The Land Grab Deemed a Backroom Deal
The Land Grab Deemed a Backroom Deal
Protecting all that wild America — it seems like such a nice idea. But there’s trouble lurking with a federal lands package that was recently attached as tight as a deer tick to the National Defense Authorization Act. Even the horse and burro people are perturbed. The provision essentially cordons off hundreds of thousands of acres of federal land for parks and restricts natural resource production. This does not sit well with those who know the land and know the politics.

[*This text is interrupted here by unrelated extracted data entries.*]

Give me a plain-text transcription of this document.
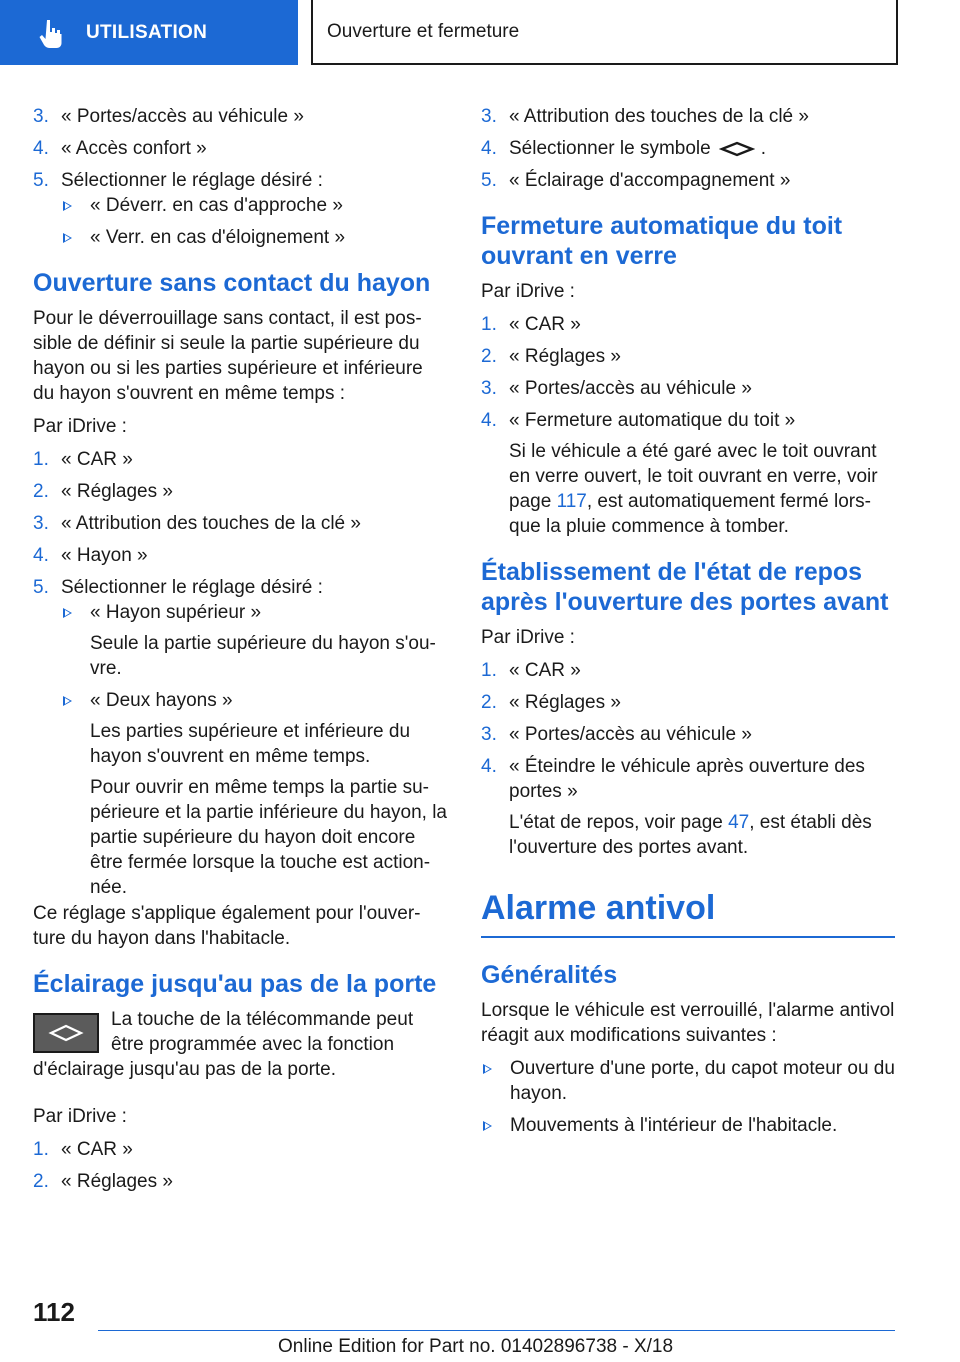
UTILISATION	Ouverture et fermeture
3. « Portes/accès au véhicule »
4. « Accès confort »
5. Sélectionner le réglage désiré :
« Déverr. en cas d'approche »
« Verr. en cas d'éloignement »
Ouverture sans contact du hayon

Pour le déverrouillage sans contact, il est pos-sible de définir si seule la partie supérieure du hayon ou si les parties supérieure et inférieure du hayon s'ouvrent en même temps :

Par iDrive :

1. « CAR »
2. « Réglages »
3. « Attribution des touches de la clé »
4. « Hayon »
5. Sélectionner le réglage désiré :
« Hayon supérieur »
Seule la partie supérieure du hayon s'ou-vre.
« Deux hayons »
Les parties supérieure et inférieure du hayon s'ouvrent en même temps.
Pour ouvrir en même temps la partie su-périeure et la partie inférieure du hayon, la partie supérieure du hayon doit encore être fermée lorsque la touche est action-née.

Ce réglage s'applique également pour l'ouver-ture du hayon dans l'habitacle.

Éclairage jusqu'au pas de la porte

La touche de la télécommande peut être programmée avec la fonction d'éclairage jusqu'au pas de la porte.

Par iDrive :

1. « CAR »
2. « Réglages »
3. « Attribution des touches de la clé »
4. Sélectionner le symbole	.
5. « Éclairage d'accompagnement »
Fermeture automatique du toit ouvrant en verre

Par iDrive :

1. « CAR »
2. « Réglages »
3. « Portes/accès au véhicule »
4. « Fermeture automatique du toit »
Si le véhicule a été garé avec le toit ouvrant en verre ouvert, le toit ouvrant en verre, voir page 117, est automatiquement fermé lors-que la pluie commence à tomber.
Établissement de l'état de repos après l'ouverture des portes avant

Par iDrive :

1. « CAR »
2. « Réglages »
3. « Portes/accès au véhicule »
4. « Éteindre le véhicule après ouverture des portes »
L'état de repos, voir page 47, est établi dès l'ouverture des portes avant.
Alarme antivol
Généralités

Lorsque le véhicule est verrouillé, l'alarme antivol réagit aux modifications suivantes :

Ouverture d'une porte, du capot moteur ou du hayon.
Mouvements à l'intérieur de l'habitacle.
112
Online Edition for Part no. 01402896738 - X/18
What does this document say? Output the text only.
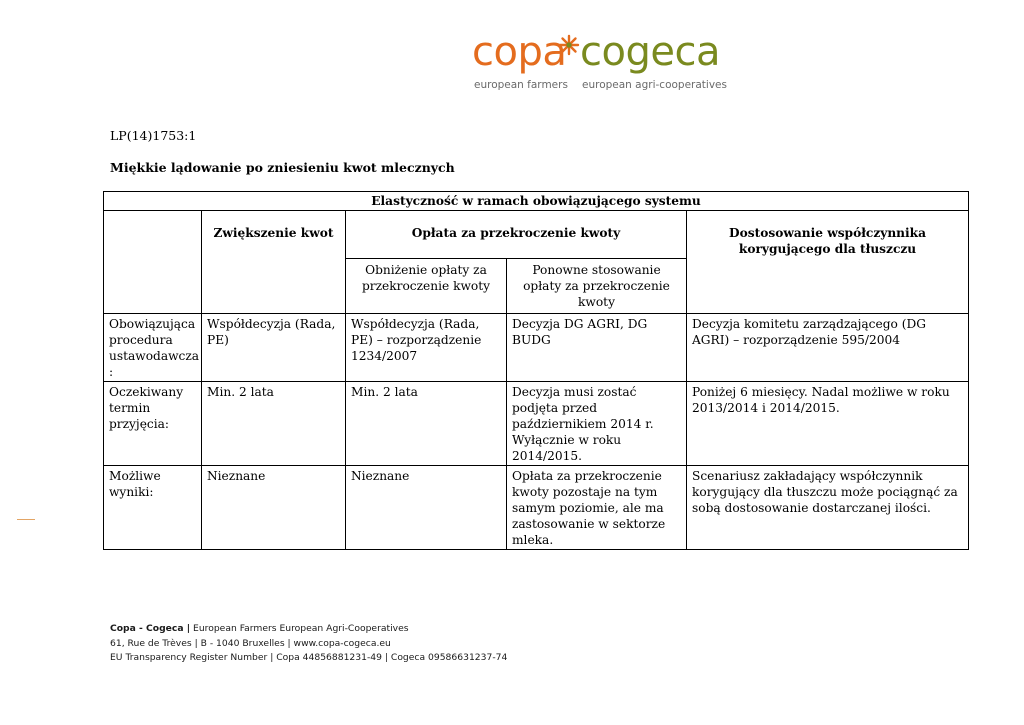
copa cogeca
european farmers european agri-cooperatives
LP(14)1753:1
Miękkie lądowanie po zniesieniu kwot mlecznych
Elastyczność w ramach obowiązującego systemu				
	Zwiększenie kwot	Opłata za przekroczenie kwoty		Dostosowanie współczynnika korygującego dla tłuszczu
		Obniżenie opłaty za przekroczenie kwoty	Ponowne stosowanie opłaty za przekroczenie kwoty	
Obowiązująca procedura ustawodawcza :	Współdecyzja (Rada, PE)	Współdecyzja (Rada, PE) – rozporządzenie 1234/2007	Decyzja DG AGRI, DG BUDG	Decyzja komitetu zarządzającego (DG AGRI) – rozporządzenie 595/2004
Oczekiwany termin przyjęcia:	Min. 2 lata	Min. 2 lata	Decyzja musi zostać podjęta przed październikiem 2014 r. Wyłącznie w roku 2014/2015.	Poniżej 6 miesięcy. Nadal możliwe w roku 2013/2014 i 2014/2015.
Możliwe wyniki:	Nieznane	Nieznane	Opłata za przekroczenie kwoty pozostaje na tym samym poziomie, ale ma zastosowanie w sektorze mleka.	Scenariusz zakładający współczynnik korygujący dla tłuszczu może pociągnąć za sobą dostosowanie dostarczanej ilości.
Copa - Cogeca | European Farmers European Agri-Cooperatives
61, Rue de Trèves | B - 1040 Bruxelles | www.copa-cogeca.eu
EU Transparency Register Number | Copa 44856881231-49 | Cogeca 09586631237-74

A coalition of 50 interest groups and public officials is now asking Congress to remove the public lands provision from the act, advising in an open letter, “This kitchen-sink approach to legislation, lacking in deliberation and shaped solely by political calculus, belies the very serious consequences of the provisions. The price our public lands at large must pay in exchange for a few modest wildernesses designations is simply too high.”

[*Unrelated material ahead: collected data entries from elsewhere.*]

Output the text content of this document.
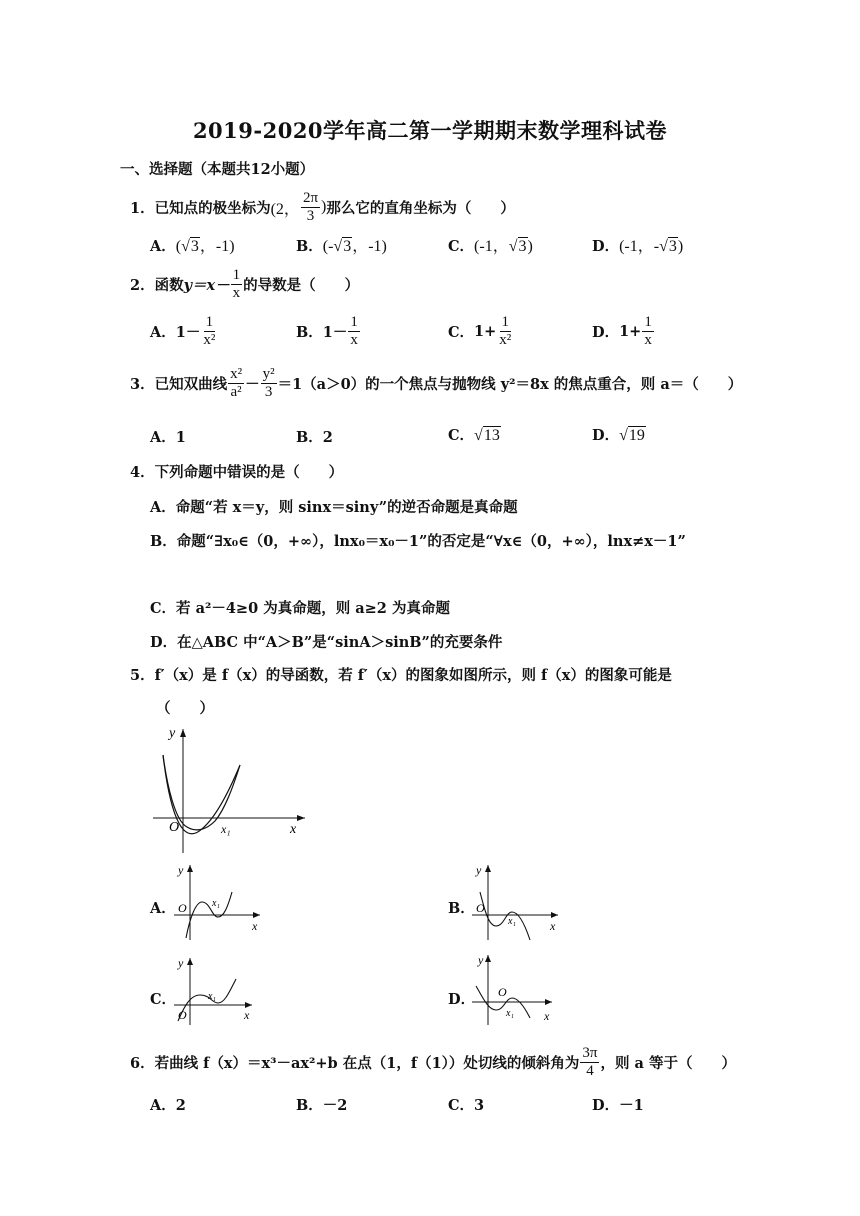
2019-2020学年高二第一学期期末数学理科试卷
一、选择题（本题共12小题）
1．已知点的极坐标为 (2， $\frac{2\pi}{3}$ ) 那么它的直角坐标为（　　）
A．(√3，-1)	B．(-√3，-1)	C．(-1，√3)	D．(-1，-√3)
2．函数 $y=x- \frac{1}{x}$ 的导数是（　　）
A． $1- \frac{1}{\text{x²}}$	B． $1- \frac{1}{x}$	C． $1+ \frac{1}{\text{x²}}$	D． $1+ \frac{1}{x}$
3．已知双曲线 $\frac{\text{x²}}{\text{a²}} - \frac{\text{y²}}{3} =1(a>0)$的一个焦点与抛物线 y²＝8x 的焦点重合，则 a＝（　　）
A．1	B．2	C．√13	D．√19
4．下列命题中错误的是（　　）
A．命题“若 x＝y，则 sinx＝siny”的逆否命题是真命题
B．命题“∃x₀∈（0，+∞），lnx₀＝x₀－1”的否定是“∀x∈（0，+∞），lnx≠x－1”
C．若 a²－4≥0 为真命题，则 a≥2 为真命题
D．在△ABC 中“A＞B”是“sinA＞sinB”的充要条件
5．f′（x）是 f（x）的导函数，若 f′（x）的图象如图所示，则 f（x）的图象可能是
（　　）
y
x
O	x₁
A．
y
x
O	x₁	B．
y
x
O
x₁
C．
y
x
O
x₁	D．
y
x
O
x₁
6．若曲线 f（x）＝x³－ax²+b 在点（1，f（1））处切线的倾斜角为 $\frac{3\pi}{4}$ ，则 a 等于（　　）
A．2	B．－2	C．3	D．－1
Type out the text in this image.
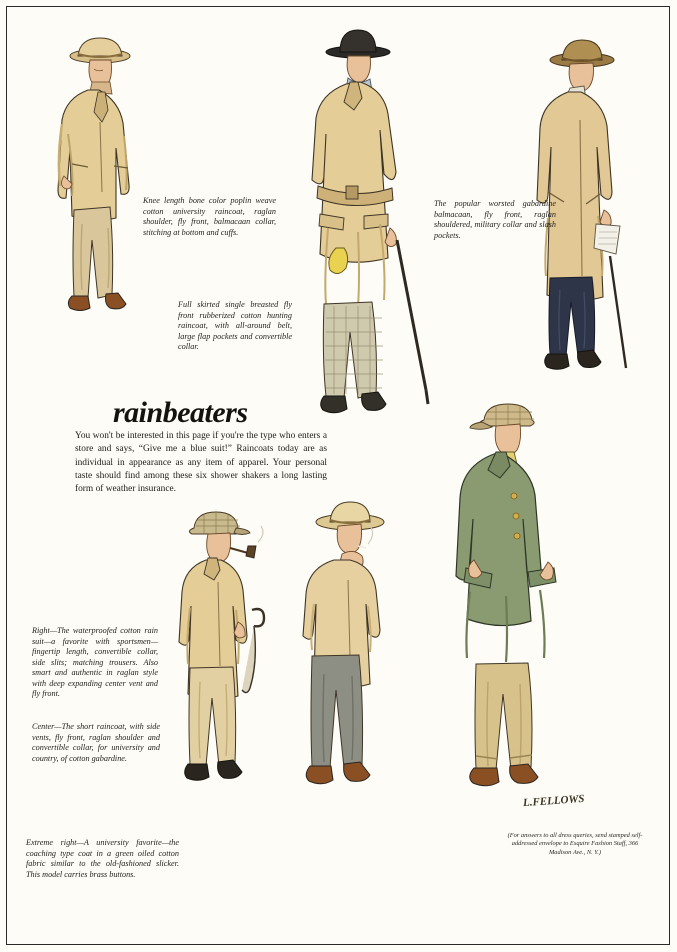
Knee length bone color poplin weave cotton university raincoat, raglan shoulder, fly front, balmacaan collar, stitching at bottom and cuffs.
Full skirted single breasted fly front rubberized cotton hunting raincoat, with all-around belt, large flap pockets and convertible collar.
The popular worsted gabardine balmacaan, fly front, raglan shouldered, military collar and slash pockets.
Right—The waterproofed cotton rain suit—a favorite with sportsmen—fingertip length, convertible collar, side slits; matching trousers. Also smart and authentic in raglan style with deep expanding center vent and fly front.
Center—The short raincoat, with side vents, fly front, raglan shoulder and convertible collar, for university and country, of cotton gabardine.
Extreme right—A university favorite—the coaching type coat in a green oiled cotton fabric similar to the old-fashioned slicker. This model carries brass buttons.
rainbeaters
You won't be interested in this page if you're the type who enters a store and says, “Give me a blue suit!” Raincoats today are as individual in appearance as any item of apparel. Your personal taste should find among these six shower shakers a long lasting form of weather insurance.
L.FELLOWS
(For answers to all dress queries, send stamped self-addressed envelope to Esquire Fashion Staff, 366 Madison Ave., N. Y.)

The diverse coalition includes Greenpeace, the WildWest Institute, the Idaho Sporting Congress and the American Wild Horse Conservation (formerly American Wild Horse Preservation), which says the land grab “would exact a steep price from our public lands and the wildlife — including wild horses and burros — that inhabit them.” Yeah. How about those horses and burros? But there are other concerns.

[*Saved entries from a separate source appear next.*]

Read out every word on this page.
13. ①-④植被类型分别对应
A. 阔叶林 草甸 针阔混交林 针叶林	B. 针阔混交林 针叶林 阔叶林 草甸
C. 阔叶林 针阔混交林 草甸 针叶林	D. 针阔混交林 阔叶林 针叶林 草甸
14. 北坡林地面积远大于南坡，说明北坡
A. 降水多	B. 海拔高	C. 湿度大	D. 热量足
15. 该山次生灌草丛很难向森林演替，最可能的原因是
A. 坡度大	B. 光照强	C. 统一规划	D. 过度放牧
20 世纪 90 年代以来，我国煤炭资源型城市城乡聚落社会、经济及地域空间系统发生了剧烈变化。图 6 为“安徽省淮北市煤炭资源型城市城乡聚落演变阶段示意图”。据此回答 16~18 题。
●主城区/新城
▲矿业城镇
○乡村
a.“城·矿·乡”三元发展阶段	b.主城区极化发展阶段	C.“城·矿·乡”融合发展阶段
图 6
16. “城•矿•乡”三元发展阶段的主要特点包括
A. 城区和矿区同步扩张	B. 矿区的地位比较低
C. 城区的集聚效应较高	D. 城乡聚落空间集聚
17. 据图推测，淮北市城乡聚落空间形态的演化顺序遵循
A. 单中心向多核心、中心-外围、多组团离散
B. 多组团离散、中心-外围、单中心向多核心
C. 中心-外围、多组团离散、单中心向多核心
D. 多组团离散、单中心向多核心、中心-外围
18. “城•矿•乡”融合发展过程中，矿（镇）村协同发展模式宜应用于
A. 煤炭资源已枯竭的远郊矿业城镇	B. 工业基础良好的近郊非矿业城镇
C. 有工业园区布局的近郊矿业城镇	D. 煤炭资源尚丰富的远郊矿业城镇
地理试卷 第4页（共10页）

Beware the land grab, adds Myron Ebell, energy and environment director at the Competitive Enterprise Institute.
“This is a backroom deal locking up federal land so it cannot be used to produce natural resources, such as energy, minerals, livestock and timber — a devastating economic effect on people in the rural West,” he says. “This move also comes at a time when the National Park Service cannot adequately take care of many of the national parks, including Yellowstone, Yosemite and Grand Canyon. The system has multibillion-dollar maintenance backlogs.”
Mr. Ebell notes that the provision creates eight new parks in 10 states, expands seven existing parks, designates 245,000 acres as wilderness areas and withdraws another 289,000 acres from natural resource production. “This is what happens when secret deals are made in backrooms during lame-duck sessions,” the analyst concludes.